Benin


L’ENGAGEMENT DES JEUNES AU SEIN DE L’ÉGLISE

Le Bénin s’apprête à célébrer, le 18 avril, le 160e anniversaire de l’arrivée dans le pays des premiers missionnaires, les pères Francesco Borghero et Francisco Fernandez, de la Société des missions africaines (Sma). En prélude à cette commémoration, La Croix Africa a interrogé des chrétiens béninois à propos du rôle des jeunes au sein de l’Église au Bénin, hier et aujourd’hui.

L’histoire révèle que l’implication des jeunes dans l’œuvre de l’Église au Bénin est aussi vieille que son implantation dans le pays. « Tirant leçon de l’échec des franciscains et des capucins qui ont essayé, au XVIIe siècle, d’évangéliser certaines contrées du Dahomey (ancien nom du Bénin, NDLR.) et qui avaient axé leur action en direction surtout des rois, notamment à Ouidah et à Allada, lesquelles actions furent vaines, les pères de la Société des missions africaines (Sma) ont plutôt, dès leur arrivée, pris comme cible première, la jeunesse » explique le professeur Jérôme Alladayè.

« Ils ont compris, ajoute l’historien des religions, que les jeunes sont, d’une part, des âmes plus malléables, et, d’autre part, que ces jeunes, une fois évangélisés et convertis, seraient des ferments au sein de leurs milieux de vie ». L’enseignant universitaire indique que « c’est ce qui explique que la création des écoles ait été une stratégie importante de l’implantation missionnaire dans le pays ».

Le 10 février 1862, en effet, soit moins d’un an après leur arrivée, les premiers missionnaires fondaient au Fort portugais de Ouidah, la première école catholique du Dahomey, laquelle va s’atteler à la formation des jeunes qui deviendront les premières élites du pays. De 1960 à aujourd’hui, l’action des jeunes au sein de l’Église s’est renforcée progressivement.

Un jeune dans la délégation de l’Église à la Conférence nationale

À la Conférence nationale tenue du 19 au 28 février 1990 (qui a donné naissance à la démocratie au Bénin), l’Église était représentée par quatre personnes dont Mgr Isidore de Souza qui dirigea le présidium de ces assises.
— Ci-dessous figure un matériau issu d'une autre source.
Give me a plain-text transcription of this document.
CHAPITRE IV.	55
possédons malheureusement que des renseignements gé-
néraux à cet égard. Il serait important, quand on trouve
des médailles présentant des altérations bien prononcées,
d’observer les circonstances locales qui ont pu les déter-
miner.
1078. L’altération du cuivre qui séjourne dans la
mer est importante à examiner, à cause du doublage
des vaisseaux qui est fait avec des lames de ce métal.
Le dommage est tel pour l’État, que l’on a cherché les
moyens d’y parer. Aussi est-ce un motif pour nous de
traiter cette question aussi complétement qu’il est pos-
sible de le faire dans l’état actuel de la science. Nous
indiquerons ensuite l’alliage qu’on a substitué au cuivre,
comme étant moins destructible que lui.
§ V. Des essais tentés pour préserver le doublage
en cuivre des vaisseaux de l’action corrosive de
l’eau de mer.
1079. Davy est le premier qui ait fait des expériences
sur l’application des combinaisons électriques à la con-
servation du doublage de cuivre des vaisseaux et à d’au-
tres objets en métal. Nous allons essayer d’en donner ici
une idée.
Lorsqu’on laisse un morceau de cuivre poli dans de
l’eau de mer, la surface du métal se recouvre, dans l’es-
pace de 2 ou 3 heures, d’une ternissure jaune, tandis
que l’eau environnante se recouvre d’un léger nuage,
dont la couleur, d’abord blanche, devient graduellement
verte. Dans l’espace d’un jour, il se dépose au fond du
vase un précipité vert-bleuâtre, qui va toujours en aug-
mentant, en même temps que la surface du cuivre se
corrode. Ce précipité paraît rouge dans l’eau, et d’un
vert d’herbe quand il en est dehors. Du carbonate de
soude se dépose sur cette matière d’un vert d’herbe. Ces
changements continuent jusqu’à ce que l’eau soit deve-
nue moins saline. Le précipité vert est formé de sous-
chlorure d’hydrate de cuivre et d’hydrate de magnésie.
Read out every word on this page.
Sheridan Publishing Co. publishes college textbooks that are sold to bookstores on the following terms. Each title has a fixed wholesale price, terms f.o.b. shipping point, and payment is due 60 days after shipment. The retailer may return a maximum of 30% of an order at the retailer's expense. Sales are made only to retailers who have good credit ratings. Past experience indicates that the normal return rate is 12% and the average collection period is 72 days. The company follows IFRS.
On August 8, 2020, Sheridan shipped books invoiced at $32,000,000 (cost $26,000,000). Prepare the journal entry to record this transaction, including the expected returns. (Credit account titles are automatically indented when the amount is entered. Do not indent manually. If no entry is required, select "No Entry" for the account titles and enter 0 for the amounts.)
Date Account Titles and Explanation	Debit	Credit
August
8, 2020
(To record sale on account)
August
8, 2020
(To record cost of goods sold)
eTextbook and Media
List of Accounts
Alain Adihou qui représentait, au sein de cette délégation, les jeunes catholiques du pays, s’en souvient avec force émotion : « C’était, pour moi, un grand honneur et une inestimable responsabilité historique ».

Aujourd’hui sexagénaire, il a encore en tête l’insigne engagement des jeunes au sein de l’Église à l’époque : « Dans ma jeunesse, les jeunes catholiques ne voulaient pas se contenter de la compréhension du laïc d’avant le Concile Vatican II : le “non-clerc” ». Et d’ajouter : « Comme jeunes, nous n’avions pas peur d’être reconnus catholiques ».

Pour sa part, le père Clément Marie Bonou, franciscain de l’Immaculée, 51 ans, qui a représenté les jeunes du diocèse de Cotonou aux Journées mondiales de la jeunesse en France en 1997, se souvient de la ferveur des mouvements de jeunesse des années 1990 : « Comme jeune, j’étais très engagé dans les activités ecclésiales, le scoutisme et les mouvements d’action catholique ». Il témoigne de ce que cette ambiance lui a apporté : « L’animation des écoles de foi et de prière de l’aumônerie diocésaine des jeunes de Cotonou m’a donné un “pli intérieur” qui me conduira, par la suite, à la vie religieuse ». Mais aujourd’hui encore, les jeunes catholiques béninois sont confrontés à divers défis.

Des défis

« Le principal défi que je relève au niveau de la jeunesse catholique béninoise et celle de Cotonou en l’occurrence, c’est le défi de la profondeur spirituelle », indique le père Francis Adimou, aumônier diocésain des jeunes à Cotonou : « Nos églises sont pleines de jeunes mais, dans les moments de difficultés, ils n’hésitent pas à prendre d’autres chemins, ce qui montre que leur vie spirituelle est à asseoir davantage et c’est ce à quoi nous travaillons au niveau de l’aumônerie ».

Yannick Noulekoun, animateur principal de la jeunesse diocésaine de Cotonou, corrobore en affirmant : « Nous jeunes, devons découvrir, nourrir et garder notre identité chrétienne malgré les difficultés auxquelles nous sommes parfois confrontés tout en allant à l’école de nos aînés afin de mieux poser les pas face aux réalités d’aujourd’hui ».

Mais c’est à la redécouverte même de l’Église qu’appelle l’ancien ministre catholique Alain Adihou : « Les jeunes catholiques africains doivent mieux connaître leur Église, l’aimer, aimer l’Afrique, les défendre à temps et à contretemps. Quelles responsabilités et quels défis ! ».